Author and Illustrator: Dick Bruna
Publisher: original publication Mercis Publishing bv, 1970, featured edition Simon and Schuster UK, 2015
Original Translation: Patricia Crampton 1995, featured edition Tony Mitton 2014
Today we heard the sad news that Miffy creator Dick Bruna had died, promoting my daughter and I to revisit a book she used to love about a year ago, Miffy's Birthday. She still enjoyed Miffy ( at 3 and a half) but was a little more critical than before, 'why doesn't Miffy smile?' Yet this very point, the emotional void, was why Edie seemed to enjoy Miffy books aged two in the first place.

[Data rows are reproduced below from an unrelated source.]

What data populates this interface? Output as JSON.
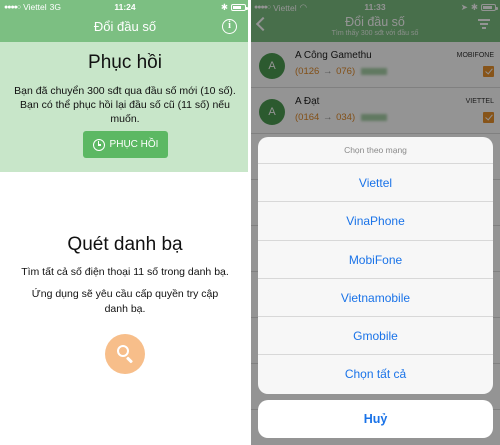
{
  "left": {
    "status": {
      "carrier": "Viettel",
      "network": "3G",
      "time": "11:24"
    },
    "header": {
      "title": "Đổi đầu số",
      "info_icon": "info-icon"
    },
    "restore": {
      "title": "Phục hồi",
      "description": "Bạn đã chuyển 300 sđt qua đầu số mới (10 số). Bạn có thể phục hồi lại đầu số cũ (11 số) nếu muốn.",
      "button_label": "PHỤC HỒI",
      "button_icon": "history-icon"
    },
    "scan": {
      "title": "Quét danh bạ",
      "desc1": "Tìm tất cả số điện thoại 11 số trong danh bạ.",
      "desc2": "Ứng dụng sẽ yêu cầu cấp quyền try cập danh bạ.",
      "button_icon": "search-icon"
    },
    "colors": {
      "header": "#7cbf82",
      "panel": "#c8e6c9",
      "button": "#5cb863",
      "scan_button": "#f7be8a"
    }
  },
  "right": {
    "status": {
      "carrier": "Viettel",
      "time": "11:33"
    },
    "header": {
      "title": "Đổi đầu số",
      "subtitle": "Tìm thấy 300 sđt với đầu số"
    },
    "contacts": [
      {
        "initial": "A",
        "name": "A Công Gamethu",
        "old_prefix": "(0126",
        "new_prefix": "076)",
        "network": "MOBIFONE",
        "checked": true
      },
      {
        "initial": "A",
        "name": "A Đạt",
        "old_prefix": "(0164",
        "new_prefix": "034)",
        "network": "VIETTEL",
        "checked": true
      }
    ],
    "sheet": {
      "title": "Chọn theo mạng",
      "options": [
        "Viettel",
        "VinaPhone",
        "MobiFone",
        "Vietnamobile",
        "Gmobile",
        "Chọn tất cả"
      ],
      "cancel": "Huỷ"
    },
    "colors": {
      "accent": "#1a73e8",
      "checkbox": "#e8912c",
      "avatar": "#4c9b52"
    }
  }
}
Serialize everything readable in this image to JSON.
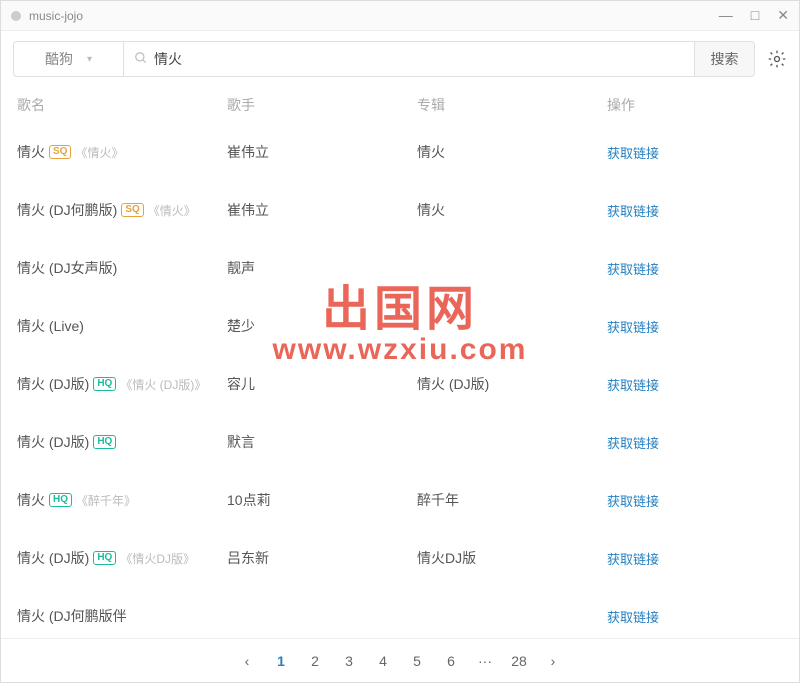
{
  "window": {
    "title": "music-jojo"
  },
  "search": {
    "source_label": "酷狗",
    "query": "情火",
    "button": "搜索"
  },
  "columns": {
    "name": "歌名",
    "artist": "歌手",
    "album": "专辑",
    "action": "操作"
  },
  "action_label": "获取链接",
  "rows": [
    {
      "title": "情火",
      "badge": "SQ",
      "extra": "《情火》",
      "artist": "崔伟立",
      "album": "情火"
    },
    {
      "title": "情火 (DJ何鹏版)",
      "badge": "SQ",
      "extra": "《情火》",
      "artist": "崔伟立",
      "album": "情火"
    },
    {
      "title": "情火 (DJ女声版)",
      "badge": "",
      "extra": "",
      "artist": "靓声",
      "album": ""
    },
    {
      "title": "情火 (Live)",
      "badge": "",
      "extra": "",
      "artist": "楚少",
      "album": ""
    },
    {
      "title": "情火 (DJ版)",
      "badge": "HQ",
      "extra": "《情火 (DJ版)》",
      "artist": "容儿",
      "album": "情火 (DJ版)"
    },
    {
      "title": "情火 (DJ版)",
      "badge": "HQ",
      "extra": "",
      "artist": "默言",
      "album": ""
    },
    {
      "title": "情火",
      "badge": "HQ",
      "extra": "《醉千年》",
      "artist": "10点莉",
      "album": "醉千年"
    },
    {
      "title": "情火 (DJ版)",
      "badge": "HQ",
      "extra": "《情火DJ版》",
      "artist": "吕东新",
      "album": "情火DJ版"
    },
    {
      "title": "情火 (DJ何鹏版伴",
      "badge": "",
      "extra": "",
      "artist": "",
      "album": ""
    }
  ],
  "pagination": {
    "pages": [
      "1",
      "2",
      "3",
      "4",
      "5",
      "6",
      "···",
      "28"
    ],
    "current": "1",
    "prev": "‹",
    "next": "›"
  },
  "watermark": {
    "line1": "出国网",
    "line2": "www.wzxiu.com"
  }
}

They're very inclusive books at this age because there's no expectations or need to read faces and guess the emotion, and with Miffy, you'd draw a blank anyway, she always looks like this:
Now interestingly, Miffy's Birthday is all about emotion, namely how Miffy is feeling at various points in the day. This disjuncture between the emotionless but iconic Miffy illustrations and the, at times sugary sounding, emotion-filled text does strangely work, and even make sense to very young children, whose emotions 'catch them up' in unexpected toddler outbursts. A good example of this disjuncture in the book is, 'She choose a pretty dress to wear, the prettiest she had. For it was Miffy's birthday and it showed that she was glad' - cut to Miffy with her characteristic non-expression 'x' mouth. Perhaps on the same principle then, Miffy might prove non threatening, so useful as a character, to introduce to children with a wide range of additional needs. (She wouldn't work for all - the flip side is that to others, her emotional vaguarity might be considered confusing).